Old friends circled back. Erick Barrios, a 20-year-old neighbor, said he began avoiding Stephanie a few years ago when she got deep into meth and told him to steal beer for her. Now they’ve reconnected.
“Before, she talked about getting high. Now she talks about college,” said Barrios, who is taking vocational classes with dreams to launch his own T-shirt company.
“Stephanie, finally you’ve changed,” he told her on a recent afternoon at their neighborhood park. “I knew you had it in you.”
But Stephanie still had unfinished business.
In April, she was back before Schuit in Sylmar Juvenile Court to settle the restitution owed to her victim. Stoutemire had told Stephanie she would need to pay only $220 to the county restitution fund because Pasternak never pressed a claim. Unexpectedly, however, Pasternak showed up in court that day to testify.
Pasternak, who lost an arm in a lion attack two decades earlier, described the family heirlooms stolen and said the robbery had felt like rape.

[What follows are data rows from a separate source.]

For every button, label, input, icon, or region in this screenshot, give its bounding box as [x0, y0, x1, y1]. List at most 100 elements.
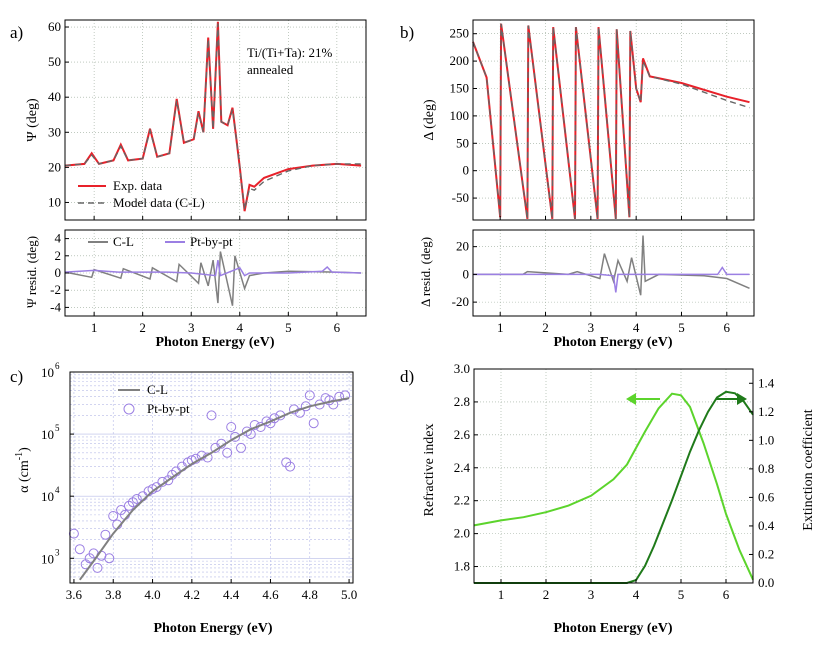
data-point: [308, 418, 319, 429]
y-right-tick-label: 0.0: [758, 575, 774, 590]
data-point: [124, 500, 134, 511]
y-tick-exponent: 4: [55, 485, 60, 495]
y-right-tick-label: 1.0: [758, 432, 774, 447]
y-tick-label: 2: [55, 248, 62, 263]
y-right-tick-label: 0.4: [758, 518, 775, 533]
panel-label: c): [10, 367, 23, 386]
x-tick-label: 4: [633, 320, 640, 335]
x-tick-label: 1: [91, 320, 98, 335]
y-axis-label: α (cm-1): [14, 447, 32, 493]
x-tick-label: 3: [588, 587, 595, 602]
series-pt-by-pt: [473, 266, 750, 293]
y-tick-label: 50: [48, 54, 61, 69]
x-axis-label: Photon Energy (eV): [156, 335, 275, 350]
y-tick-label: 200: [450, 53, 470, 68]
x-tick-label: 6: [724, 320, 731, 335]
x-tick-label: 3: [588, 320, 595, 335]
data-point: [151, 482, 162, 493]
data-point: [236, 442, 246, 453]
series-cl: [64, 251, 362, 306]
y-tick-label: 10: [41, 551, 54, 566]
y-axis-label: Ψ resid. (deg): [24, 236, 39, 308]
x-tick-label: 2: [543, 587, 550, 602]
y-tick-label: 60: [48, 19, 61, 34]
legend-label-pt: Pt-by-pt: [147, 401, 190, 416]
y-axis-label: Refractive index: [422, 424, 437, 517]
data-point: [68, 528, 79, 539]
data-point: [163, 475, 174, 486]
panel-b: -50 0 50 100 150 200 250 b) Δ (deg): [400, 19, 755, 221]
x-tick-label: 2: [542, 320, 549, 335]
panel-d: 1.8 2.0 2.2 2.4 2.6 2.8 3.0 0.0 0.2 0.4 0.6 0.8 1.0 1…: [400, 361, 816, 636]
series-cl: [78, 397, 350, 581]
data-point: [131, 494, 142, 504]
y-tick-label: 0: [463, 163, 470, 178]
x-tick-label: 4: [237, 320, 244, 335]
plot-frame: [472, 229, 755, 317]
annotation-line-1: Ti/(Ti+Ta): 21%: [247, 45, 332, 60]
series-model-data: [472, 23, 750, 219]
y-tick-label: 30: [48, 124, 61, 139]
y-right-axis-label: Extinction coefficient: [801, 409, 816, 531]
y-tick-label: 4: [55, 231, 62, 246]
y-tick-label: 2.4: [454, 460, 471, 475]
y-axis-label: Ψ (deg): [25, 98, 40, 142]
y-tick-label: 2.6: [454, 427, 471, 442]
x-tick-label: 1: [498, 587, 505, 602]
data-point: [92, 562, 103, 573]
y-tick-label: 2.8: [454, 394, 470, 409]
y-tick-label: 100: [450, 108, 470, 123]
data-point: [285, 461, 296, 472]
panel-a: 10 20 30 40 50 60 a) Ψ (deg) Ti/(Ti+Ta): 21% anne…: [10, 19, 367, 221]
panel-label: a): [10, 23, 23, 42]
x-tick-label: 2: [139, 320, 146, 335]
data-point: [74, 544, 85, 555]
y-right-tick-label: 0.6: [758, 489, 775, 504]
y-tick-label: 2.0: [454, 526, 470, 541]
y-tick-exponent: 6: [55, 361, 60, 371]
y-tick-exponent: 3: [55, 547, 60, 557]
y-tick-label: 150: [450, 80, 470, 95]
legend-label-pt: Pt-by-pt: [190, 234, 233, 249]
y-tick-label: 20: [48, 159, 61, 174]
y-right-tick-label: 1.2: [758, 404, 774, 419]
y-tick-label: 20: [456, 239, 469, 254]
plot-frame: [472, 19, 755, 221]
arrow-left-head-icon: [626, 393, 636, 405]
y-tick-label: 10: [41, 489, 54, 504]
data-point: [340, 390, 351, 401]
x-tick-label: 6: [334, 320, 341, 335]
plot-frame: [69, 371, 354, 584]
panel-label: d): [400, 367, 414, 386]
arrow-right-head-icon: [737, 393, 747, 405]
y-tick-label: 40: [48, 89, 61, 104]
plot-frame: [64, 19, 367, 221]
plot-frame: [473, 368, 754, 584]
x-tick-label: 4.2: [184, 587, 200, 602]
panel-a-residual: -4 -2 0 2 4 1 2 3 4 5 6 Ψ resid. (deg) Photon Energy…: [24, 229, 367, 350]
x-tick-label: 3.6: [66, 587, 83, 602]
y-right-tick-label: 1.4: [758, 375, 775, 390]
y-tick-label: 3.0: [454, 361, 470, 376]
x-tick-label: 5: [678, 587, 685, 602]
y-tick-label: 0: [55, 265, 62, 280]
data-point: [222, 447, 233, 458]
data-point: [328, 399, 339, 410]
x-tick-label: 4.8: [302, 587, 318, 602]
data-point: [334, 391, 345, 402]
x-tick-label: 5.0: [341, 587, 357, 602]
x-tick-label: 6: [723, 587, 730, 602]
series-extinction-coefficient: [474, 390, 754, 584]
x-tick-label: 5: [678, 320, 685, 335]
data-point: [226, 422, 237, 432]
y-tick-label: 10: [41, 365, 54, 380]
x-tick-label: 4: [633, 587, 640, 602]
x-tick-label: 4.4: [223, 587, 240, 602]
y-tick-label: 1.8: [454, 559, 470, 574]
legend-label-exp: Exp. data: [113, 178, 162, 193]
y-tick-label: 10: [48, 194, 61, 209]
data-point: [304, 390, 315, 401]
series-pt-by-pt: [64, 259, 362, 277]
data-point: [127, 497, 138, 508]
y-tick-exponent: 5: [55, 423, 60, 433]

At some point, Stephanie laughed. Later, she explained that she often laughs when she is nervous.
Schuit appeared displeased. He ordered Stephanie to pay the full $29,770 demanded.
“You’re an adult now and you need to behave like an adult,” he told her.
Despite the reprimand, however, he allowed her probation to end.
Stephanie walked out of the courtroom, pushing aside worrisome questions about money to savor her newfound freedom.
“I’m off probation! I’m happy. I’m doing good. I’m not tripping. Probably in my lifetime I can pay it off.”
Stephanie began a $12-an-hour job as a student intern for Unite L.A., an affiliate of the Los Angeles Area Chamber of Commerce, but found herself too restless for a desk job and quit. But Unite L.A. will continue a scholarship fund to help pay for her restitution and educational expenses.
She’s excited about her criminal justice classes at Mission College, and she hopes to transfer to San Diego State University and become a probation officer.
But she admits that camp was easier, because she lived under strict rules enforced by authority figures. Outside, she’s still struggling: She has an explosive temper. She’s afraid she’ll always be an addict – at least in her mind. She’s squandered many opportunities to grow.
And she just learned that she’s pregnant. She’s decided to keep the baby – and continue her education.
Still, Stephanie believes she’s kept her promise to her grandfather.
“It’s been up and down, but I’m straight,” she said. “I’m not in jail.”